Friday, March 26, 2010

Assessing open source software as a scholarly contribution

A post that is not strictly related to Computer Graphics, 3D or Cultural Heritage.
Just a small note/rant to point out a recent paper:

Lou Hafer and Arthur E. Kirkpatrick
"Assessing open source software as a scholarly contribution"
Communications of the ACM, Volume 52 ,  Issue 12  (December 2009)

It is an interesting discussion on the fact that "Academic computer science has an odd relationship with software: Publishing papers about software is considered a distinctly stronger contribution than publishing the software".
 
Being a senior researcher before being the lead developer of MeshLab, I have to say that I totally agree with those feelings. I have often thought that devoting a significant portion of my time to the MeshLab project is not a 100% wise move from a career point of view; probably writing a bunch of easy minor-variation papers is much more rewarding and is evaluated better when running for higher positions.
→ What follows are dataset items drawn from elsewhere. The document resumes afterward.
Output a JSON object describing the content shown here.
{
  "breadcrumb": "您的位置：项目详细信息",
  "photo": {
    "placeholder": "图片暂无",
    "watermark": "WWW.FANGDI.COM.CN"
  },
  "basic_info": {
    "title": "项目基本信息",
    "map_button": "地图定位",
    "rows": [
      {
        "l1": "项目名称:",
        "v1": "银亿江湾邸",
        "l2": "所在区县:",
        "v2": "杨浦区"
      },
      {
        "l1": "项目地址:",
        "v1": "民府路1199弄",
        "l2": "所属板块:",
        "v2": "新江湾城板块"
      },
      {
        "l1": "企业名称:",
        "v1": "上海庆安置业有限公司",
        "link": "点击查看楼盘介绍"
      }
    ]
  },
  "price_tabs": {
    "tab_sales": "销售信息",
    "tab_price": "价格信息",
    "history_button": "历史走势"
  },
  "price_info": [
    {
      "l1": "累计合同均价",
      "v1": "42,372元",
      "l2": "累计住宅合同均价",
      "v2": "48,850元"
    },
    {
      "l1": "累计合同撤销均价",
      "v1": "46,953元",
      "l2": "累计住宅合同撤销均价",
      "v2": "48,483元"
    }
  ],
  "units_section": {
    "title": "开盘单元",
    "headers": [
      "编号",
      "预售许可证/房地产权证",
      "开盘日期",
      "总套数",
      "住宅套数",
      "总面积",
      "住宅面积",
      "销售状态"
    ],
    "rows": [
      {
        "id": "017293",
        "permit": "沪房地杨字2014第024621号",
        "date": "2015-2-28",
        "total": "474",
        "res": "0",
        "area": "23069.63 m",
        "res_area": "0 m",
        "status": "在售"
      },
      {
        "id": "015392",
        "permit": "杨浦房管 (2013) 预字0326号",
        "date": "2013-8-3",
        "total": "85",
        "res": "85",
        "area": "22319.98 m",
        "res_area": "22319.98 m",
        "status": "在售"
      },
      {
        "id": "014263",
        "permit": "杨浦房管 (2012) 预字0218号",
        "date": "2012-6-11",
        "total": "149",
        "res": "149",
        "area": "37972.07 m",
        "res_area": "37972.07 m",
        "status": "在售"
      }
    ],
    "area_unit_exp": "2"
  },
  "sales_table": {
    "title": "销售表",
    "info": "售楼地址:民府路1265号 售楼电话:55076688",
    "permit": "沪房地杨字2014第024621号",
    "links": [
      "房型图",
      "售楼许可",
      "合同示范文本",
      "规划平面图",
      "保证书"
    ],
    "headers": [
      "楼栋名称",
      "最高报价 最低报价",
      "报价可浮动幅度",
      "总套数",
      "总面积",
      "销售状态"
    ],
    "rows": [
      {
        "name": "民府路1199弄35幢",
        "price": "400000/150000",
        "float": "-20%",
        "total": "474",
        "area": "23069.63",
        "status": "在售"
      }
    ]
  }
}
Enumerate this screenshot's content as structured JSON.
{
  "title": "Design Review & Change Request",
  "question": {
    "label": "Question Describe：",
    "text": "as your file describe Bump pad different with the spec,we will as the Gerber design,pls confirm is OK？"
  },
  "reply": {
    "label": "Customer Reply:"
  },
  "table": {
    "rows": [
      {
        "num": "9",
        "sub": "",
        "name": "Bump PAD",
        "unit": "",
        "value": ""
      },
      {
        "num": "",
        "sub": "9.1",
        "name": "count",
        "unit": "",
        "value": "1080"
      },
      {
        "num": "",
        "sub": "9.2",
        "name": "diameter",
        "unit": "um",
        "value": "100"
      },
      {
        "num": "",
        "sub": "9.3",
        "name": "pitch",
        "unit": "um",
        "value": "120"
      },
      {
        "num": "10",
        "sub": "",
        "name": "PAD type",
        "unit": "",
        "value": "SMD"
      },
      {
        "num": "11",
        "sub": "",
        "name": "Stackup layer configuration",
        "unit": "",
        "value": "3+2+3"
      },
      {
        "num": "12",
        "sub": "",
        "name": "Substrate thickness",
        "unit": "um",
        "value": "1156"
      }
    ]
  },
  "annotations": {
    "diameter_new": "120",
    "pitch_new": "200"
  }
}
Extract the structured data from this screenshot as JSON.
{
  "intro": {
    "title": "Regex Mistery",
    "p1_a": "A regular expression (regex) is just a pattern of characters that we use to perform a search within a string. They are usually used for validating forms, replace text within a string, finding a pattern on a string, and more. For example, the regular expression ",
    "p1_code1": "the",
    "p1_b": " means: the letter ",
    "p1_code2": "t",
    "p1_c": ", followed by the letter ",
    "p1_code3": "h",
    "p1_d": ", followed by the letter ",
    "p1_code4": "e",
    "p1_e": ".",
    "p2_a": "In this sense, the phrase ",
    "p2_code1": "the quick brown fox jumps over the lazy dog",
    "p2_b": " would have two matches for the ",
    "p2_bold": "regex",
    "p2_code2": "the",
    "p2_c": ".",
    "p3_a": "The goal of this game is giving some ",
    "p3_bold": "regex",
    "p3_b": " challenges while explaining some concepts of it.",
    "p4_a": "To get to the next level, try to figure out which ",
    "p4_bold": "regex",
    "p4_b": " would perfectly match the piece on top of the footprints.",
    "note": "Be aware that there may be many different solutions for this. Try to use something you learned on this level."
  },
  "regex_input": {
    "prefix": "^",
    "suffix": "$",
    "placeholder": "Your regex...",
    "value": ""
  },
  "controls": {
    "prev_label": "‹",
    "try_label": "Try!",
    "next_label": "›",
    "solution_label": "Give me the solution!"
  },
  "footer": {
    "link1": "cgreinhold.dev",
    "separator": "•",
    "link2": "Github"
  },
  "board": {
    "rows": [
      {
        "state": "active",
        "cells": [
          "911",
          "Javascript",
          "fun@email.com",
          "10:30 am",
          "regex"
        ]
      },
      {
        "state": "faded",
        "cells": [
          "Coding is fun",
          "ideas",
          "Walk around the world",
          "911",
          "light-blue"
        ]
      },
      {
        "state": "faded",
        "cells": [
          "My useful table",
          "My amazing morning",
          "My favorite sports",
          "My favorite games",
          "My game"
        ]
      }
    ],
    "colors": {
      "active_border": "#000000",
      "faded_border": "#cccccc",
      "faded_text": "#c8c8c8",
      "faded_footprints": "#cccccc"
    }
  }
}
The sad thing is that there are people thinking that the citations coming from the paper you have written about your software are more than enough to reward you for your effort of writing it. Usually these considerations came from computer scientists who do not have perfectly clear what means writing and maintaining real software tools.
Some bare facts:
  1. If you write and maintain significant software tools/library then you are serving the research community in a way that is more significant that writing a paper.
  2. The time required to develop and maintain sw tools is much larger than the time required to write one paper.
  3. Assessing the importance/significance of software is more difficult than assessing the value of papers, no common bibliometric tools (obviously download count is not a good metric).
  4. Commissions evaluating people careers usually ignore sw and concentrate on other, more standard, research products (papers, editorial boards, commitee, teaching, prizes, etc).
As a simple consequence, of 2,3,4 and despite of 1, with current career evaluation habits, developing and maintaining sw tools that are significantly useful for the research community is NOT a career maximizing move. And this is, in my humble opinion, definitely, completely, utterly WRONG.

Now when you stumble upon a discontinued piece of code that you would have loved to have maintained, you have an hint of why the original author abandoned it.